Every garden has its own microclimate. Take that into consideration when first starting with organic gardening, so you are able to provide your plants enough sun and shade.
If you live in an apartment, do not worry. It is possible to start a small organic garden in there. Raised garden beds and vertical gardening will help you grow herbs, vegetables and flowers.
Choose the plants
Avoid sensitive plants that are susceptible to diseases and demanding plants that need chemical treatments or trimming. It is better to choose plants that are common for your climate area.
If it’s possible, pick the plants that will give you multiple benefits: they produce flowers in the first season, fruits in the second season, provide the shade for other plants and give your garden natural beauty.
Domestic sorts will attract bees, bumblebees, butterflies and other useful pollinators. It’ll make your organic garden charming.
Feeding the plants
One of the main missions of organic gardens is to avoid production of any waste. This kind of garden is special because it gives you an opportunity to use organic waste like egg shells, fruit and vegetable peels, coffee grounds over and over again.

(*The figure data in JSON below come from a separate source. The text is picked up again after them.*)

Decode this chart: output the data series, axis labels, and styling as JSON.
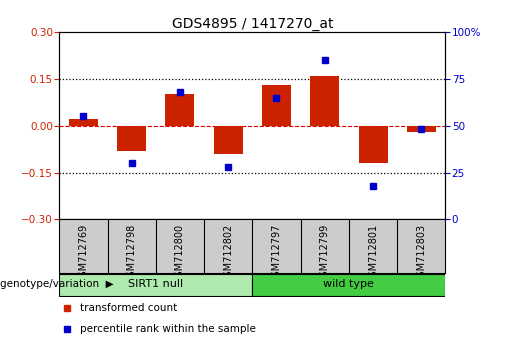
{
  "title": "GDS4895 / 1417270_at",
  "samples": [
    "GSM712769",
    "GSM712798",
    "GSM712800",
    "GSM712802",
    "GSM712797",
    "GSM712799",
    "GSM712801",
    "GSM712803"
  ],
  "transformed_counts": [
    0.02,
    -0.08,
    0.1,
    -0.09,
    0.13,
    0.16,
    -0.12,
    -0.02
  ],
  "percentile_ranks": [
    55,
    30,
    68,
    28,
    65,
    85,
    18,
    48
  ],
  "groups": [
    {
      "label": "SIRT1 null",
      "start": 0,
      "end": 4,
      "color": "#aeeaae"
    },
    {
      "label": "wild type",
      "start": 4,
      "end": 8,
      "color": "#44cc44"
    }
  ],
  "bar_color": "#cc2200",
  "dot_color": "#0000cc",
  "ylim_left": [
    -0.3,
    0.3
  ],
  "ylim_right": [
    0,
    100
  ],
  "yticks_left": [
    -0.3,
    -0.15,
    0.0,
    0.15,
    0.3
  ],
  "yticks_right": [
    0,
    25,
    50,
    75,
    100
  ],
  "hline_color": "#dd0000",
  "dotted_line_color": "black",
  "background_color": "#ffffff",
  "legend_items": [
    "transformed count",
    "percentile rank within the sample"
  ],
  "genotype_label": "genotype/variation"
}
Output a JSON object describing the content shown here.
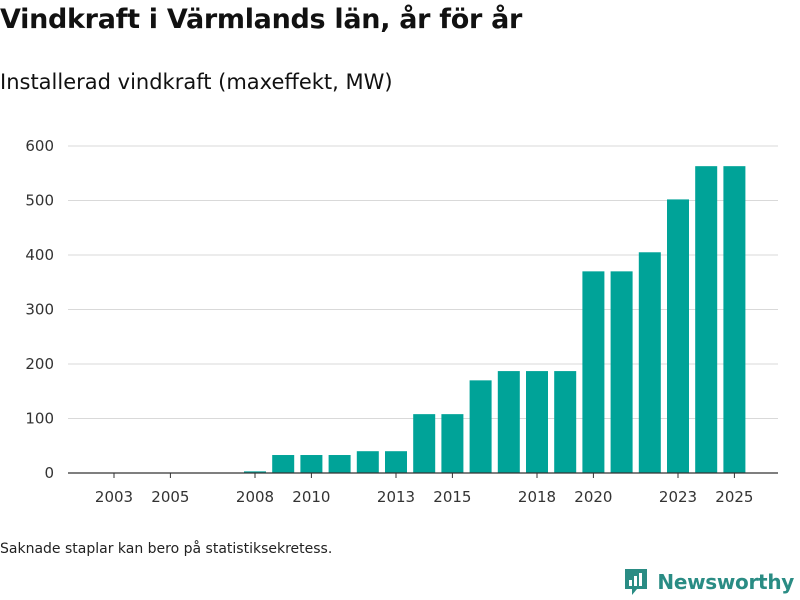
{
  "chart_data": {
    "type": "bar",
    "title": "Vindkraft i Värmlands län, år för år",
    "subtitle": "Installerad vindkraft (maxeffekt, MW)",
    "xlabel": "",
    "ylabel": "",
    "categories": [
      "2003",
      "2004",
      "2005",
      "2006",
      "2007",
      "2008",
      "2009",
      "2010",
      "2011",
      "2012",
      "2013",
      "2014",
      "2015",
      "2016",
      "2017",
      "2018",
      "2019",
      "2020",
      "2021",
      "2022",
      "2023",
      "2024",
      "2025"
    ],
    "values": [
      0,
      0,
      0,
      0,
      0,
      3,
      33,
      33,
      33,
      40,
      40,
      108,
      108,
      170,
      187,
      187,
      187,
      370,
      370,
      405,
      502,
      563,
      563
    ],
    "x_tick_labels": [
      "2003",
      "2005",
      "2008",
      "2010",
      "2013",
      "2015",
      "2018",
      "2020",
      "2023",
      "2025"
    ],
    "y_tick_labels": [
      "0",
      "100",
      "200",
      "300",
      "400",
      "500",
      "600"
    ],
    "y_ticks": [
      0,
      100,
      200,
      300,
      400,
      500,
      600
    ],
    "ylim": [
      0,
      600
    ],
    "grid": true,
    "bar_color": "#00a398"
  },
  "footnote": "Saknade staplar kan bero på statistiksekretess.",
  "brand": {
    "name": "Newsworthy",
    "icon": "newsworthy-logo-icon",
    "color": "#2a8c84"
  }
}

Organic waste will create nutritious compost which is pure gold to plants.
Watering the plants
Modern gardeners do not follow the principles of sustainability and depend on water sources. They use hoses and sprayers to water the plants in dry areas.
Organic gardens use natural sources of water as long as possible with the maximal usage of underground waters and rainwater.
Tip: collect the rain in containers and later use it for watering your plants.
Protecting the plants
Chemicals are not allowed in organic gardens. However, that does not mean that you will have a garden infested with pests and diseases.
It is possible to defend your garden with the natural synergy between some plants – if you plant them near each other, their strength will increase and you will get strong and healthy plants that are capable of defending themselves against pests and diseases. These plants are called compatible plants.
Protection with biological and other allowed treatment in organic production is the last line of defense, meaning you will apply them when there are no other options.
Good and bad neighbors
The theory of good and bad neighbors has no scientific evidence but is based on gardeners’ experience and observation. Impractical side of this theory is that plants that are good neighbors often require different conditions for their growth, so it is important to adapt this theory to your own needs.
- Good neighbors are beans, celery and cucumber; chamomile and onion; carrot and onion; nasturtium and apples; nettle and any vegetables…
- Bad neighbors: strawberries and cabbage; beans and onion; beetroot and potato.
Organic gardening may seem complicated and time-consuming, but believe us, all the effort will pay off, because plants grown organically are tastier and healthier than commercially grown plants.
Be brave and make the first step towards organic gardening.